The first time one cuts a stone it alters perspective of the world’s fixedness. There is really no way to know a stone until you attempt to cut it. Some resist and require intensive work. Others open easily. Some disintegrate into awkwardly shaped shards, and others cleave like butter. Surprises abound inside the stone where the interior may be a completely different color, pattern or texture, it may contain fossils revealing a history dating back thousands of years, or it may exude a pungent odor of trapped sulfur wafting and curling with each crack. There is mystery in every stone.
My ancestors came from Ireland during what was called the potato famine, but was actually the convenient enablement of England’s ongoing attempt at the cultural genocide of the Irish. This past summer, I had the opportunity to cut stone in an ancient forest in Cong, County Mayo, Ireland while working beside Irish stone masons and architectural students to construct a stone structure with integral mosaics that were made right there in those Cong Woods. Our site is down the road from one of the Gaeltachts (places where the only language spoken is Irish Gaelic). I couldn’t help but wonder if I might be speaking the language of my ancestors too if things had been different with geopolitical and religious conflicts. Growing up on the coast of Salem, Massachusetts, I’d sit for hours staring out to sea with a sense of saudades – a Portuguese word I learned later in life in Brazil - meaning a profound sense of missing someone, something or a place in time. I was looking across to the west coast of Ireland with saudades for something I didn’t know was even missing. I’ve now begun to see the ocean as not only a separator but also a connector.
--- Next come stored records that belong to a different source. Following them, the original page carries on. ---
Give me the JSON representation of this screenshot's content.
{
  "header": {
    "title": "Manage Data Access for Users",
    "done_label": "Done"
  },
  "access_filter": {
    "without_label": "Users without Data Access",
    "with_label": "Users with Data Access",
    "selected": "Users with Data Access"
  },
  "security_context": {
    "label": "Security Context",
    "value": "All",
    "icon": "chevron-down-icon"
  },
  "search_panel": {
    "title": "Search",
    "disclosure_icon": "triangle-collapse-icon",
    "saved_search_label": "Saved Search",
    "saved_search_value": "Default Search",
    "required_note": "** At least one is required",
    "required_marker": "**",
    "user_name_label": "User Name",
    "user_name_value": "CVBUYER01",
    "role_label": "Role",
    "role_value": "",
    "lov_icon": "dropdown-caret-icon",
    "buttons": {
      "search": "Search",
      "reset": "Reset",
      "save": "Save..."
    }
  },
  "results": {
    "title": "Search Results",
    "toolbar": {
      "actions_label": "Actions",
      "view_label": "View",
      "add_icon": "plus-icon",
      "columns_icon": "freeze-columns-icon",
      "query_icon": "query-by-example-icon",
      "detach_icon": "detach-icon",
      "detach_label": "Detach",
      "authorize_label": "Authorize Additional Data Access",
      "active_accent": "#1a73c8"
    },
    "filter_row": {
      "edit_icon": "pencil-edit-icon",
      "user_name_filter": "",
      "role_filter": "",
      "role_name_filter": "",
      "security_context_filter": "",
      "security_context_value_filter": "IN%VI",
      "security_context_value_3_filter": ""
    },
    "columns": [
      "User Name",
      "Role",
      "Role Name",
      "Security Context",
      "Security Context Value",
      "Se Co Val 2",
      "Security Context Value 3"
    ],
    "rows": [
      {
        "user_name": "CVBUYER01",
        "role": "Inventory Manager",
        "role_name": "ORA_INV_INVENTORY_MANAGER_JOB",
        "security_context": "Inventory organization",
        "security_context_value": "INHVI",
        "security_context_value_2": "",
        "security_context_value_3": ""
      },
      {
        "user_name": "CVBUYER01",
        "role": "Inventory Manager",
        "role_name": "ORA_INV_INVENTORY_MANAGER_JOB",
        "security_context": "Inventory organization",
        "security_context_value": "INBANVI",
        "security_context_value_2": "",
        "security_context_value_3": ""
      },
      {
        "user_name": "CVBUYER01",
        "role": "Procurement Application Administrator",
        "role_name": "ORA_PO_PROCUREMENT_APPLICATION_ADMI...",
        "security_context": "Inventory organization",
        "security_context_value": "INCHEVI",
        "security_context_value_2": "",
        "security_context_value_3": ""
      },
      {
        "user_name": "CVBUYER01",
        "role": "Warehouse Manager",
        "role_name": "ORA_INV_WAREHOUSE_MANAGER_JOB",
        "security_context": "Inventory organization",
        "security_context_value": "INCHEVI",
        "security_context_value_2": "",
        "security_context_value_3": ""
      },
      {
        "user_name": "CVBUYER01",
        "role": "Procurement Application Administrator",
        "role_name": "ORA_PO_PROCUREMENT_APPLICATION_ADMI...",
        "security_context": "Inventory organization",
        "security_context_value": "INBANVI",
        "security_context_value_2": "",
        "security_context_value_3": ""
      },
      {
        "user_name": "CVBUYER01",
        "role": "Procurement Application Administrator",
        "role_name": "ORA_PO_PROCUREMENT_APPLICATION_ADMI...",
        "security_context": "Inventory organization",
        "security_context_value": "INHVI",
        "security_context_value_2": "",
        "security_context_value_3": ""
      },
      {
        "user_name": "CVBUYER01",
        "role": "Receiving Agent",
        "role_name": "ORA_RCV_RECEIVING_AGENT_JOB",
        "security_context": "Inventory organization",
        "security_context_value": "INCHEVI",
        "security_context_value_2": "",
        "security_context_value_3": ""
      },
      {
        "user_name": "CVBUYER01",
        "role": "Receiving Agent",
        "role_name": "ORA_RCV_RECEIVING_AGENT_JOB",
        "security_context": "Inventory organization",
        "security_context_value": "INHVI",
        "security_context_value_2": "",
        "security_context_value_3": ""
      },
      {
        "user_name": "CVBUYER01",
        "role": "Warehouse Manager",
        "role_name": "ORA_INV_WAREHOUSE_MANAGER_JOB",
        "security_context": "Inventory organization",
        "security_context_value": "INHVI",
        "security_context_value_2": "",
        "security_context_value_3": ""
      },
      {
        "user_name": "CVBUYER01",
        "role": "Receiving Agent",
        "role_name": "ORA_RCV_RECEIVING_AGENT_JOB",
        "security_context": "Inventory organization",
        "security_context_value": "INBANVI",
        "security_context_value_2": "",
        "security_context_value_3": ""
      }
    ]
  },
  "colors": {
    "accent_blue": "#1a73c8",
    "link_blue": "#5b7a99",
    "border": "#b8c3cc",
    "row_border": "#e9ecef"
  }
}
Technology, communications and transportation have minimized the impact of the separating oceans today, but even now, many immigrants do not teach original languages to their children in new lands. In the many transitions of immigrants crossing bodies of water all over the world, decisions about what to take and what to leave behind are made. Not just physical possessions but concepts, ideas, beliefs and views. Pragmatism of survival in an unfriendly or hostile new world is the explanation for discarding these. As sea levels rise due to climate change, could it be that the oceans are metaphorically seeking to reconnect us all to lost souls and wisdom drowned in the oceans during the many passages of immigrants all over the world? What if the ocean in its primordial wisdom knows that we need all these subtle or bold, sacred or profane bits of knowledge and wisdom that have been sacrificed in the name of progress? Perhaps there is not one single bit of wisdom from any group, no matter how small, that does not matter to us all.
Each of the pieces in the Athbheochan series contains hidden, untranslatable words from all over the world embedded in a flowing and undulating series of three-dimensional relief mosaics of stone glass and other materials including tire scrap and a horseshoe crab carcass. Embedded in mortar and built on handmade substrates of mesh and mortar, each piece is a moment in the vastness of oceans – the vastness of wisdom that evolves with structured intuition. As an architect, I do plan my pieces and have an overriding schema for the work as I begin. However, I rely on a meditative process of intuitive decision-making to move along through each piece. I am not the same person I was even a few moments ago, much less within each piece, so from one to the next, I am different, as is that particular piece. Much like the ocean itself. The show is entitled Athbheochan because this Irish Gaelic word means revival.